「路上脱出ガイド」発行を見守って(2)
話は前後するが、『路上脱出ガイド(大阪編)』への感想。これは2月に投稿したもの。
『路上脱出ガイド(大阪編)』への感想
「路上脱出ガイド」大阪編を見ました。
基本である公的支援等について、よくまとまっていると思いました。
反面、少々物足りない思いもしました。「ホームレス状態は解消すべきもの」という建前が勝っていると言いましょうか。
路上生活者にとって大切な情報は2つあると思います。
1.公的な支援制度、民間支援の情報
2.とりあえず生き延びる術
1.を知らないばかりに、しなくてもよい路上生活に陥る人がいることを考えれば、これは重要です。しかしたとえば、シェルターの説明に「整理券を受け取れなかった場合は、利用することはできません。」とありますが、利用できなくなったら路上で寝るしかない訳です。それに対するフォローがない。そこで2.の重要性が浮かび上がります。たとえば段ボールハウスの作り方とか新聞紙を使った防寒法とか。
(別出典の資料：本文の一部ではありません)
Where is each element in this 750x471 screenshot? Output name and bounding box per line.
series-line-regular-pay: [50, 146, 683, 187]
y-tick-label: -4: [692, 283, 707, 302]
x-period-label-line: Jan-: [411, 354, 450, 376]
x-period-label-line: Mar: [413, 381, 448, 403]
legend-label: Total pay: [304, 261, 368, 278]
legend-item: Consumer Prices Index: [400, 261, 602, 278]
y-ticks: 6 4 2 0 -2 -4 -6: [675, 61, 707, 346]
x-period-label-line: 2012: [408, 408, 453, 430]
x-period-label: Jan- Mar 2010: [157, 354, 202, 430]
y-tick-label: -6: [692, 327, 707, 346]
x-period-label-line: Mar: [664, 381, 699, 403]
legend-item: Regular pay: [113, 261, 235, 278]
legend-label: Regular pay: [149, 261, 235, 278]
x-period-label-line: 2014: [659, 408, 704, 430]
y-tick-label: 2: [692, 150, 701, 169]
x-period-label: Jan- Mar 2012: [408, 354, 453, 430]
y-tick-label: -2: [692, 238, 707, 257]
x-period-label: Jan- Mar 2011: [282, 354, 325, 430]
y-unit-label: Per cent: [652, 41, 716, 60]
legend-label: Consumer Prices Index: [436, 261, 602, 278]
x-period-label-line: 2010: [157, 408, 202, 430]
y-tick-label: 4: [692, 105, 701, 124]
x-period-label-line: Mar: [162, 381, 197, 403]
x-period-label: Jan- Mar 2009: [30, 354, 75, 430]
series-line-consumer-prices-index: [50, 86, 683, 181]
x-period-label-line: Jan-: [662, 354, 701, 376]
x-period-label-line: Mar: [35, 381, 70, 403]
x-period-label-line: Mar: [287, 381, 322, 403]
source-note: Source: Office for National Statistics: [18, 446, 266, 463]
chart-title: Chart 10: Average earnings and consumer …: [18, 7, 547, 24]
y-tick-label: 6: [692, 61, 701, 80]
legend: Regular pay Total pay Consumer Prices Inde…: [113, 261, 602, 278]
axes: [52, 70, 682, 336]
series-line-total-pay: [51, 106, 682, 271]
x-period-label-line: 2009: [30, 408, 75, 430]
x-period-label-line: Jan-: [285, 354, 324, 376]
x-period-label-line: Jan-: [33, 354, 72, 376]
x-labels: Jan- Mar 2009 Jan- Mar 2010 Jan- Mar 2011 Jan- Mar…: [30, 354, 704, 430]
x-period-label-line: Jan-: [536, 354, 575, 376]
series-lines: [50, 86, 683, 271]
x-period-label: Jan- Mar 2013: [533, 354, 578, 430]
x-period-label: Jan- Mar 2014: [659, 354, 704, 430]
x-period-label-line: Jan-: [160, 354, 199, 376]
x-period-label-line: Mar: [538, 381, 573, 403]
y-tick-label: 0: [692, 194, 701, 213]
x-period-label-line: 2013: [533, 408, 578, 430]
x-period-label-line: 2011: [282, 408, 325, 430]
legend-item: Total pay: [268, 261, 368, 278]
それは路上生活に限ったノウハウではありません。たとえば大地震にあって家へ帰れなくなった時に役立ちます。避難所でのルールと「寝場所」の掟は重なるところが多いはず。それらを統合して「路上脱出ガイド」ではなくて「東京サバイバルガイド」とすると
- 自分はホームレスではないと思っている「一歩手前の人たち」も手に取って読む ★とても重要
- 防災用に有償配布が可能
- 面倒見の良い街の篤志家が活用可能
- 防災関係者からのノウハウ提供
といった効果も期待できると思います。
また、「路上生活の法律知識」も必要でしょう。何が違法であるか、あるいは何が嫌われるかを知らないままに検挙されたり追い立てをくらったりする路上新参者が多く出ることが予想されます。果ては振り込め詐欺団の出し子等に雇われてしまうとか。「あちら側」に転落する人が増えれば、警察も犯罪予備軍との見方を強めて来るでしょう。そうなると厄介。
というわけで、こんな内容は如何でしょう。
○住む家をなくしたときの基礎知識 ←防災っぽく
1.無事に朝を迎えるために
2.荷物はこうして選べ
3.近隣トラブルを避けるために
4.援助のスマートな受け方
○相談窓口一覧
1.生活扶助のための公的支援制度
2.利用できる公的機関
3.民間援助団体とその活動
○路上生活の法律知識 それは違法行為です
○路上からの脱出ロードマップ
小冊子だからホームレスにフォーカスすべきとの意見は出るでしょうが、より広い人たちに見てもらうことが重要だと考えます。
解説
実はこの時期、東京版の編集を巡っては関係者の間で面倒な議論が起きていたらしい。伝聞なので詳細は分からないが、放置すればろくでもない結果になりそうに思えた。そこで遠回しな応援として投稿した。ちなみに完成したものを見ると、その「なんだそれ?」と思えた部分は良い方向で解決されていた。